×

Brexit talks kick off with calls for a ‘strong and special partnership’

  • Brexit talks begin Monday, one year on from Britain's vote to leave the EU.
  • U.K. Brexit secretary David Davis outlines hopes for a "strong and special partnership" with the EU once Britain leaves the union.
  • Chief EU negotiator Michel Barnier said talks will focus first on the "uncertainties caused by Brexit."
  • Sterling rises as negotiations commence.
Jack Taylor | Getty Images

Britain's Brexit Secretary David Davis has detailed his hopes for a "strong and special partnership" with the EU as Brexit negotiations officially commenced on Monday, a year on from the U.K.'s shock referendum result.

In a statement which closely echoed U.K. Prime Minister Theresa May's "strong and stable" election tagline, Davis, who is in Brussels to meet with his EU counterpart Michel Barnier, said he was entering discussions in a "positive and constructive" manner.

He added that he aims to retain close ties with Britain's "allies and friends" in Europe.

Davis and Barnier are expected to begin talks on Monday by outlining their priorities for Britain's departure from the EU and a timetable for discussions. This timetable is expected to follow the EU's "preferred pattern", which will focus on exit negotiations first and any future relationship later, according to EU sources cited by the BBC.

Barnier said on Monday that the negotiations must first tackle "the uncertainties caused by Brexit."

Michel Barnier during a news conference after a meeting of EU finance ministers at the European Council headquarters in Brussels, Belgium.
Jasper Juinen | Bloomberg | Getty Images
Michel Barnier during a news conference after a meeting of EU finance ministers at the European Council headquarters in Brussels, Belgium.

Key priorities are set to include the status of expats, the U.K.'s "exit bill" – the cash settlement expected by the EU – and the border between Northern Ireland and continued EU member the Republic of Ireland.

The U.K. had initially hoped to simultaneously negotiate its departure from the EU while establishing new ties with the union.
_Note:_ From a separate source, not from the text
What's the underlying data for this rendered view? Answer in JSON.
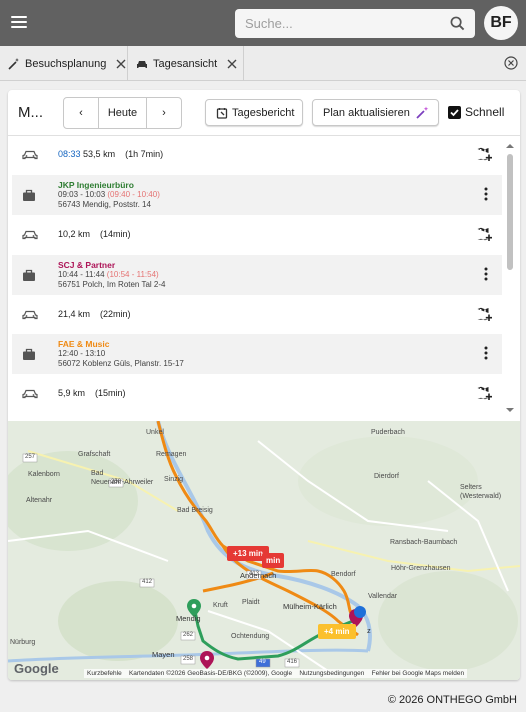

More recently, however, it appears to have renegaded on these aims, with Prime Minister Theresa May insisting that Britain should be willing to relinquish any partnership with the EU if a suitable deal cannot be struck within the two-year negotiating time frame.

May has remained fervently in favor of a so-called hard Brexit, but has faced heavy resistance from opponents in parliament.

In April she called a snap general election in a bid to increase her parliamentary majority and give her a mandate to drive ahead with her Brexit plans. However, on June 6 she failed to secure a majority and is currently in talks with the small Northern Irish Democrat Unionist Party (DUP) to form a parliamentary alliance.

Prime Minister Theresa May looks on at the Magnet Leisure Centre in Maidenhead, after she held her seat
Stefan Rousseau | PA Images | Getty Images
Prime Minister Theresa May looks on at the Magnet Leisure Centre in Maidenhead, after she held her seat

Though May's gamble will have done little to strengthen the U.K.'s position in EU talks, analysts suspect it will do little to change its intended Brexit agenda.

"The elections were terrible for May but I don't think the fundamental dynamics of the Brexit negotiations will change because of that," Stefan Auer, associate professor in European Studies at the University of Hong Kong, told CNBC on Monday.

"The only possibility of a soft Brexit is if the EU itself fundamentally changes, if the EU allows member states to reclaim more control over their destiny, which is something I've advocated for many years."

German Chancellor Angela Merkel, who is considered one of the driving forces behind the EU, said on Monday that she hoped negotiations would secure a "good agreement" for both parties but reiterated the unity of remaining member states.

"For me, it is above all about the EU27 proceeding together and listening carefully to Britain's wishes and expectations," Merkel said after meeting Romanian President Klaus Iohannis.

U.K. Chancellor Philip Hammond confirmed on Sunday that the U.K. would drive ahead with plans to leave the single market and customs union. It had been thought that Hammond, a vocal backer of the Remain campaign, could try to use May's weakened position to promote a softer Brexit and continued membership of the customs union.

Sterling rose Monday morning as talks commenced. It was trading at $1.2796 against the greenback and 87.45 pence per euro around midday.

The British currency had posted a modest rise against both currencies last week ahead of the talks. However, Ray Attrill, co-head of FX strategy at National Australia Bank, said he expects sterling momentum to remain weak if the government continues to pursue a clean break from the union.

"Negotiations will still be towing the hard Brexit line but I wonder whether what we'll be seeing or hearing 2-3 months months down the tack will be different today....if markets get a sense of a softer Brexit, that will be positive for sterling," Attrill told CNBC Monday.